Heart in cross section.Reduction of the left ventricular cavity.
Eccentric type of hypertrophy develops in volume overload, such as failure of the mitral, aortic valves, as well as alimentary - constitutional obesity (foodborne) and is characterized by the expansion chamber ventricular wall thickening, or maintaining their normal thickness, the total increase in this type ofthe mass of the left ventricle.The left ventricle is not thickened so much as the blood fills and inflates as a ball filled with water.
This separation is important to understand the doctor and the patient, since the value of the first type of cardiac output may remain unchanged, while the second is reduced, that is, when the second type of heart copes with bad blood ejection into the aorta.
2. with obstruction of the outflow tract without obstruction and asymmetric types .
outflow tract obstruction means muscular wall thickening and its protrusion into the lumen of the ventricle, ventricular cavity with the restriction at the exit site of aorta, leading to subaortic stenosis and further exacerbating the systemic circulation.Thus ventricular cavity may be divided into two parts like an hourglass.Obstruction is not developing at the uniform, diffuse hypertrophy concentric type.Asymmetric hypertrophy is characterized by thickening of the interventricular septum, and can be either with obstruction, and without it.

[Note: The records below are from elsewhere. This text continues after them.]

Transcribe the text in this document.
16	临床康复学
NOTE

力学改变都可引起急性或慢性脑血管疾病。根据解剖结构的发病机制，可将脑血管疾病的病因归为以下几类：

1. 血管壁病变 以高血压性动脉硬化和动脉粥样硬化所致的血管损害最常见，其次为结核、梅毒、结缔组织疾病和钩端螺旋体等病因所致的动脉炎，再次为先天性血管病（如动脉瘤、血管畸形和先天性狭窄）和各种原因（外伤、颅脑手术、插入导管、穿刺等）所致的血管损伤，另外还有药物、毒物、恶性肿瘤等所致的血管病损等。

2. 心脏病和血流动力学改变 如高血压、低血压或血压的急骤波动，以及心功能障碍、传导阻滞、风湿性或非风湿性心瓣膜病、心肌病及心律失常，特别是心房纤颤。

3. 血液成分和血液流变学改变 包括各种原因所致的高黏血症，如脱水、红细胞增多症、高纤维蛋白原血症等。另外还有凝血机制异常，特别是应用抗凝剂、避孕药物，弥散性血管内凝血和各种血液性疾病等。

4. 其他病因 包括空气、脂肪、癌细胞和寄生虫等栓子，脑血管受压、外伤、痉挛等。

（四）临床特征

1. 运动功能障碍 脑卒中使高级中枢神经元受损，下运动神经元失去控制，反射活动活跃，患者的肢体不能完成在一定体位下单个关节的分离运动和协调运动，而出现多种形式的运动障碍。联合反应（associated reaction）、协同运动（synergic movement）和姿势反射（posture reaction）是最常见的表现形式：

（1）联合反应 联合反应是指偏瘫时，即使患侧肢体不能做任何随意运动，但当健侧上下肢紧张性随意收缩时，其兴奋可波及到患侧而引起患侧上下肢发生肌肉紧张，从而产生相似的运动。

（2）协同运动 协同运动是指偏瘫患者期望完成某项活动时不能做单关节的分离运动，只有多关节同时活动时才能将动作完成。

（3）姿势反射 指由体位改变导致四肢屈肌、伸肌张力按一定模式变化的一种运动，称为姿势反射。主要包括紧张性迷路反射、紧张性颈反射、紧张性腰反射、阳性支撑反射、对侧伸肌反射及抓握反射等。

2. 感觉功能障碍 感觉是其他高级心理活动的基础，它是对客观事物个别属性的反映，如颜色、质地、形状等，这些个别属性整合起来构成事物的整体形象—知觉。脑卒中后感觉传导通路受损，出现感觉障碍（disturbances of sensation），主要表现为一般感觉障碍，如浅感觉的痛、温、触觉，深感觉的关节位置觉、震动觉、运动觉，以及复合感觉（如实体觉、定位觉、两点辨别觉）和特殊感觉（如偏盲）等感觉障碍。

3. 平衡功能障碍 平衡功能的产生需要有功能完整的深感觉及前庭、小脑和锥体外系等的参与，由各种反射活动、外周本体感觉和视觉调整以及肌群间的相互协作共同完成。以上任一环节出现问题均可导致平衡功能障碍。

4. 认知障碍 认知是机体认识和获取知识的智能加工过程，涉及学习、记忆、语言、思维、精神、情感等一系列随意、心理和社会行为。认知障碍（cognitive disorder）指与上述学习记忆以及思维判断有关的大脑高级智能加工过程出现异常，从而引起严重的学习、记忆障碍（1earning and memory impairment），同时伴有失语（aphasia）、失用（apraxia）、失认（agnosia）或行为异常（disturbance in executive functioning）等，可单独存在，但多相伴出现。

3. By degree of thickening of the muscle wall - up to 21 mm, from 21 to 25 mm, 25 mm.
The figure shows a thickening of the heart muscle compared with normal myocardium.
Danger hypertrophy that violated the processes of relaxation and contraction of the myocardium, which leads to violations of intracardiac blood flow and, therefore, a violation of the blood supply to other organs and systems.It is also more likely to develop coronary heart disease, acute myocardial infarction, stroke, congestive heart failure.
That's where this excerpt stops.